Hospitals have begun cancelling elective admissions and outpatient appointments for next Wednesday in anticipation of the first one-day strike by non-consultant hospital doctors (NCHDs).
Meanwhile the largest nursing union, the Irish Nurses' Organisation, has warned the Government that it will begin a series of "tactical" industrial actions from the end of this month if arrears due members since the end of the national nurses' strike last October are not paid.
Delegates to the INO annual conference in Galway also called yesterday on the Minister for Health, Mr Martin, to "intervene directly in the NCHD dispute by publicly guaranteeing adherence to existing contracts".
There were no developments in the doctors' dispute yesterday. The Health Service Employers' Agency said it was available for talks at the Labour Relations Commission.

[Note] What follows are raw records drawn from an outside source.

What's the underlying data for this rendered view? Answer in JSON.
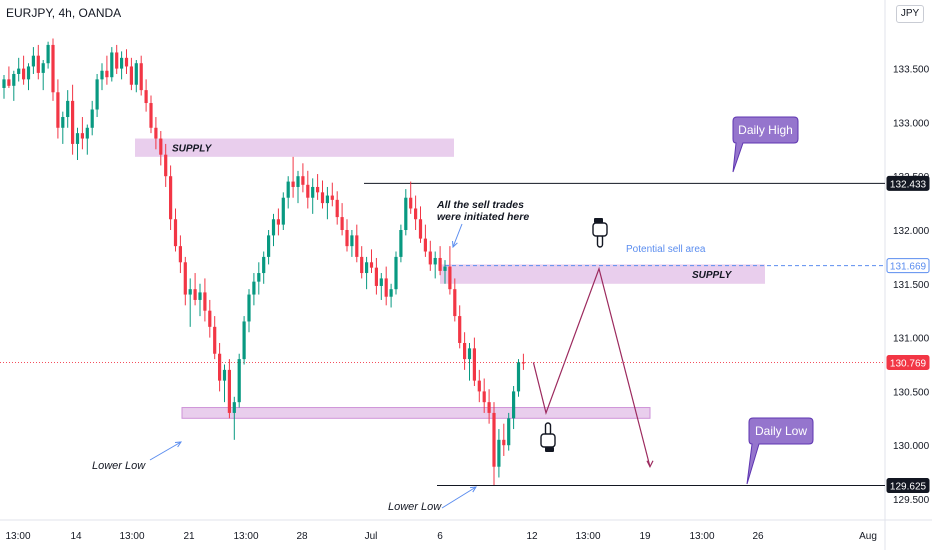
{
  "header": {
    "symbol_line": "EURJPY, 4h, OANDA",
    "currency": "JPY"
  },
  "colors": {
    "up": "#089981",
    "down": "#f23645",
    "zone": "#e1bee7",
    "zone_border": "#ce93d8",
    "callout": "#9575cd",
    "path": "#9c2a5e",
    "arrow": "#5b8def",
    "axis_text": "#131722"
  },
  "chart_data": {
    "type": "candlestick",
    "y_axis": {
      "range": [
        129.4,
        133.75
      ],
      "ticks": [
        "133.500",
        "133.000",
        "132.500",
        "132.000",
        "131.500",
        "131.000",
        "130.500",
        "130.000",
        "129.500"
      ]
    },
    "x_axis": {
      "ticks": [
        "13:00",
        "14",
        "13:00",
        "21",
        "13:00",
        "28",
        "Jul",
        "6",
        "12",
        "13:00",
        "19",
        "13:00",
        "26",
        "Aug"
      ]
    },
    "price_labels": [
      {
        "value": "132.433",
        "style": "dark"
      },
      {
        "value": "131.669",
        "style": "blue"
      },
      {
        "value": "130.769",
        "style": "red"
      },
      {
        "value": "129.625",
        "style": "dark"
      }
    ],
    "candles": [
      [
        133.32,
        133.44,
        133.22,
        133.4
      ],
      [
        133.4,
        133.52,
        133.32,
        133.34
      ],
      [
        133.34,
        133.48,
        133.2,
        133.45
      ],
      [
        133.45,
        133.6,
        133.38,
        133.5
      ],
      [
        133.5,
        133.62,
        133.35,
        133.4
      ],
      [
        133.4,
        133.55,
        133.3,
        133.52
      ],
      [
        133.52,
        133.7,
        133.45,
        133.62
      ],
      [
        133.62,
        133.72,
        133.4,
        133.46
      ],
      [
        133.46,
        133.58,
        133.3,
        133.55
      ],
      [
        133.55,
        133.75,
        133.5,
        133.72
      ],
      [
        133.72,
        133.78,
        133.2,
        133.28
      ],
      [
        133.28,
        133.4,
        132.85,
        132.95
      ],
      [
        132.95,
        133.1,
        132.8,
        133.05
      ],
      [
        133.05,
        133.3,
        132.95,
        133.2
      ],
      [
        133.2,
        133.35,
        132.7,
        132.8
      ],
      [
        132.8,
        132.95,
        132.65,
        132.9
      ],
      [
        132.9,
        133.05,
        132.75,
        132.85
      ],
      [
        132.85,
        132.98,
        132.7,
        132.95
      ],
      [
        132.95,
        133.2,
        132.88,
        133.12
      ],
      [
        133.12,
        133.45,
        133.05,
        133.4
      ],
      [
        133.4,
        133.55,
        133.3,
        133.48
      ],
      [
        133.48,
        133.62,
        133.35,
        133.42
      ],
      [
        133.42,
        133.7,
        133.38,
        133.65
      ],
      [
        133.65,
        133.72,
        133.45,
        133.5
      ],
      [
        133.5,
        133.66,
        133.4,
        133.6
      ],
      [
        133.6,
        133.68,
        133.45,
        133.52
      ],
      [
        133.52,
        133.6,
        133.3,
        133.35
      ],
      [
        133.35,
        133.58,
        133.28,
        133.55
      ],
      [
        133.55,
        133.62,
        133.25,
        133.3
      ],
      [
        133.3,
        133.4,
        133.1,
        133.18
      ],
      [
        133.18,
        133.25,
        132.9,
        132.95
      ],
      [
        132.95,
        133.05,
        132.75,
        132.85
      ],
      [
        132.85,
        132.92,
        132.6,
        132.7
      ],
      [
        132.7,
        132.8,
        132.4,
        132.5
      ],
      [
        132.5,
        132.6,
        132.0,
        132.1
      ],
      [
        132.1,
        132.2,
        131.8,
        131.85
      ],
      [
        131.85,
        131.95,
        131.6,
        131.7
      ],
      [
        131.7,
        131.75,
        131.3,
        131.4
      ],
      [
        131.4,
        131.55,
        131.1,
        131.45
      ],
      [
        131.45,
        131.6,
        131.3,
        131.35
      ],
      [
        131.35,
        131.5,
        131.2,
        131.42
      ],
      [
        131.42,
        131.55,
        131.15,
        131.25
      ],
      [
        131.25,
        131.35,
        131.0,
        131.1
      ],
      [
        131.1,
        131.2,
        130.8,
        130.85
      ],
      [
        130.85,
        130.95,
        130.5,
        130.6
      ],
      [
        130.6,
        130.75,
        130.4,
        130.7
      ],
      [
        130.7,
        130.8,
        130.25,
        130.3
      ],
      [
        130.3,
        130.45,
        130.05,
        130.4
      ],
      [
        130.4,
        130.85,
        130.35,
        130.8
      ],
      [
        130.8,
        131.2,
        130.75,
        131.15
      ],
      [
        131.15,
        131.45,
        131.05,
        131.4
      ],
      [
        131.4,
        131.6,
        131.3,
        131.52
      ],
      [
        131.52,
        131.7,
        131.4,
        131.6
      ],
      [
        131.6,
        131.8,
        131.5,
        131.75
      ],
      [
        131.75,
        132.0,
        131.68,
        131.95
      ],
      [
        131.95,
        132.15,
        131.85,
        132.1
      ],
      [
        132.1,
        132.2,
        131.95,
        132.05
      ],
      [
        132.05,
        132.35,
        132.0,
        132.3
      ],
      [
        132.3,
        132.5,
        132.2,
        132.45
      ],
      [
        132.45,
        132.68,
        132.3,
        132.4
      ],
      [
        132.4,
        132.55,
        132.25,
        132.5
      ],
      [
        132.5,
        132.62,
        132.35,
        132.42
      ],
      [
        132.42,
        132.55,
        132.2,
        132.3
      ],
      [
        132.3,
        132.48,
        132.15,
        132.4
      ],
      [
        132.4,
        132.52,
        132.28,
        132.35
      ],
      [
        132.35,
        132.46,
        132.2,
        132.25
      ],
      [
        132.25,
        132.4,
        132.1,
        132.32
      ],
      [
        132.32,
        132.44,
        132.22,
        132.28
      ],
      [
        132.28,
        132.36,
        132.05,
        132.12
      ],
      [
        132.12,
        132.25,
        131.95,
        132.0
      ],
      [
        132.0,
        132.1,
        131.8,
        131.85
      ],
      [
        131.85,
        132.0,
        131.75,
        131.95
      ],
      [
        131.95,
        132.05,
        131.7,
        131.75
      ],
      [
        131.75,
        131.85,
        131.55,
        131.6
      ],
      [
        131.6,
        131.75,
        131.45,
        131.7
      ],
      [
        131.7,
        131.82,
        131.6,
        131.65
      ],
      [
        131.65,
        131.74,
        131.4,
        131.48
      ],
      [
        131.48,
        131.6,
        131.35,
        131.55
      ],
      [
        131.55,
        131.66,
        131.3,
        131.38
      ],
      [
        131.38,
        131.5,
        131.28,
        131.45
      ],
      [
        131.45,
        131.8,
        131.4,
        131.75
      ],
      [
        131.75,
        132.05,
        131.7,
        132.0
      ],
      [
        132.0,
        132.38,
        131.95,
        132.3
      ],
      [
        132.3,
        132.45,
        132.15,
        132.2
      ],
      [
        132.2,
        132.32,
        132.0,
        132.1
      ],
      [
        132.1,
        132.22,
        131.88,
        131.92
      ],
      [
        131.92,
        132.05,
        131.75,
        131.8
      ],
      [
        131.8,
        131.9,
        131.62,
        131.68
      ],
      [
        131.68,
        131.8,
        131.55,
        131.74
      ],
      [
        131.74,
        131.85,
        131.58,
        131.62
      ],
      [
        131.62,
        131.72,
        131.5,
        131.66
      ],
      [
        131.66,
        131.85,
        131.4,
        131.45
      ],
      [
        131.45,
        131.55,
        131.15,
        131.2
      ],
      [
        131.2,
        131.3,
        130.9,
        130.95
      ],
      [
        130.95,
        131.05,
        130.7,
        130.8
      ],
      [
        130.8,
        130.95,
        130.6,
        130.9
      ],
      [
        130.9,
        131.0,
        130.55,
        130.6
      ],
      [
        130.6,
        130.7,
        130.4,
        130.5
      ],
      [
        130.5,
        130.62,
        130.3,
        130.4
      ],
      [
        130.4,
        130.52,
        130.2,
        130.3
      ],
      [
        130.3,
        130.4,
        129.63,
        129.8
      ],
      [
        129.8,
        130.15,
        129.7,
        130.05
      ],
      [
        130.05,
        130.2,
        129.9,
        130.0
      ],
      [
        130.0,
        130.3,
        129.95,
        130.25
      ],
      [
        130.25,
        130.55,
        130.15,
        130.5
      ],
      [
        130.5,
        130.8,
        130.45,
        130.77
      ],
      [
        130.77,
        130.85,
        130.7,
        130.76
      ]
    ],
    "zones": [
      {
        "label": "SUPPLY",
        "top": 132.85,
        "bottom": 132.68
      },
      {
        "label": "SUPPLY",
        "top": 131.68,
        "bottom": 131.5
      },
      {
        "label": "",
        "top": 130.35,
        "bottom": 130.25
      }
    ],
    "levels": [
      {
        "name": "daily-high",
        "value": 132.433
      },
      {
        "name": "potential-sell",
        "value": 131.669
      },
      {
        "name": "current-price",
        "value": 130.769
      },
      {
        "name": "daily-low",
        "value": 129.625
      }
    ],
    "projection_path": [
      130.769,
      130.3,
      131.64,
      129.8
    ],
    "annotations": {
      "daily_high": "Daily High",
      "daily_low": "Daily Low",
      "sell_trades": [
        "All the sell trades",
        "were initiated here"
      ],
      "potential_sell": "Potential sell area",
      "lower_low": "Lower Low"
    }
  }
}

Its director of industrial relations services, Mr James Doran, said valuable time was being wasted at this stage by the refusal of the Irish Medical Organisation to enter talks.

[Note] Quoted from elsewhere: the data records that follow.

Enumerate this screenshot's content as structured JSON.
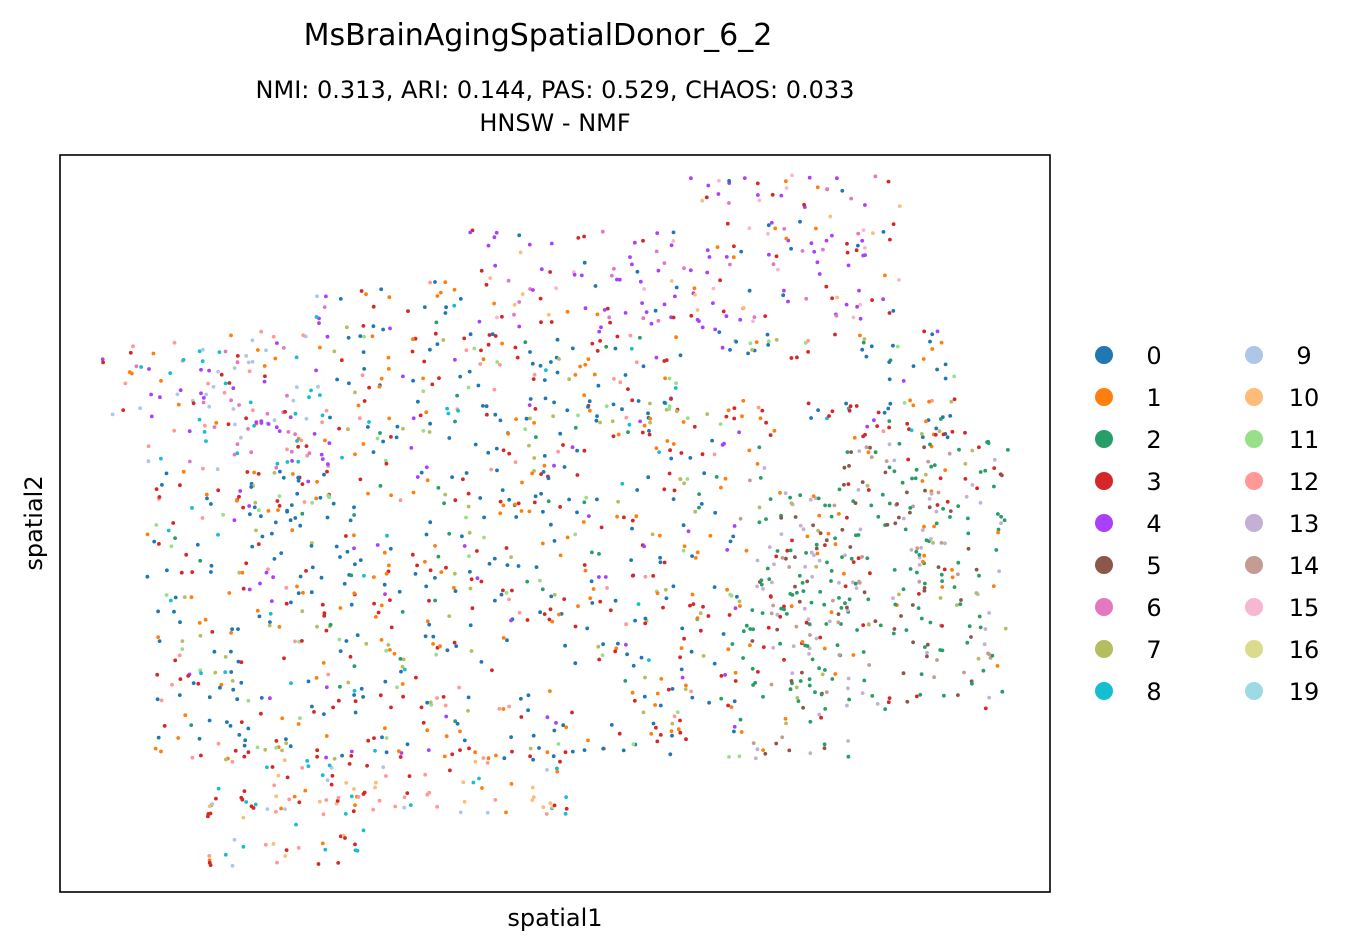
{
  "chart_data": {
    "type": "scatter",
    "title": "MsBrainAgingSpatialDonor_6_2",
    "subtitle_line1": "NMI: 0.313,  ARI: 0.144,  PAS: 0.529,  CHAOS: 0.033",
    "subtitle_line2": "HNSW - NMF",
    "xlabel": "spatial1",
    "ylabel": "spatial2",
    "xticks": false,
    "yticks": false,
    "grid": false,
    "legend_position": "right, outside plot, two columns",
    "legend": [
      {
        "label": "0",
        "color": "#1f77b4"
      },
      {
        "label": "1",
        "color": "#ff7f0e"
      },
      {
        "label": "2",
        "color": "#279e68"
      },
      {
        "label": "3",
        "color": "#d62728"
      },
      {
        "label": "4",
        "color": "#aa40fc"
      },
      {
        "label": "5",
        "color": "#8c564b"
      },
      {
        "label": "6",
        "color": "#e377c2"
      },
      {
        "label": "7",
        "color": "#b5bd61"
      },
      {
        "label": "8",
        "color": "#17becf"
      },
      {
        "label": "9",
        "color": "#aec7e8"
      },
      {
        "label": "10",
        "color": "#ffbb78"
      },
      {
        "label": "11",
        "color": "#98df8a"
      },
      {
        "label": "12",
        "color": "#ff9896"
      },
      {
        "label": "13",
        "color": "#c5b0d5"
      },
      {
        "label": "14",
        "color": "#c49c94"
      },
      {
        "label": "15",
        "color": "#f7b6d2"
      },
      {
        "label": "16",
        "color": "#dbdb8d"
      },
      {
        "label": "19",
        "color": "#9edae5"
      }
    ]
  }
}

The IMO's director of industrial relations, Mr Fintan Hourihan, said the union was not setting any preconditions to talks at the LRC. It simply required an unequivocal commitment that the contracts of employment would be honoured by health employers.
He reiterated the IMO position that even if a formula could be found for talks to begin at the LRC there was no question of deferring next Wednesday's strike.
At their conference yesterday nurses passed resolutions calling for equal treatment of all health professionals on the issue of overtime pay and for chief executive officers of health boards and hospitals to be made "legally responsible" if they failed to honour contracts with nurses and doctors. The INO general secretary, Mr Liam Doran, said the failure of many hospital managers to pay arrears of allowances, due in some cases since August 1998, was "another illustration of bad practices and explains why we have so much unrest in the health services".
The president of the Irish Congress of Trade Unions, Ms Inez McCormick, told the conference that for too long "rigid hierarchical male medical management structures" had dictated the levels of nurses' capacity to contribute to the health services.
The INO agreed to open exploratory talks with the Psychiatric Nurses' Association on a merger. It said it would support the PNA in efforts to resolve its current dispute over promotional grades with the HSEA. The INO has 25,000 members and the PNA 4,000.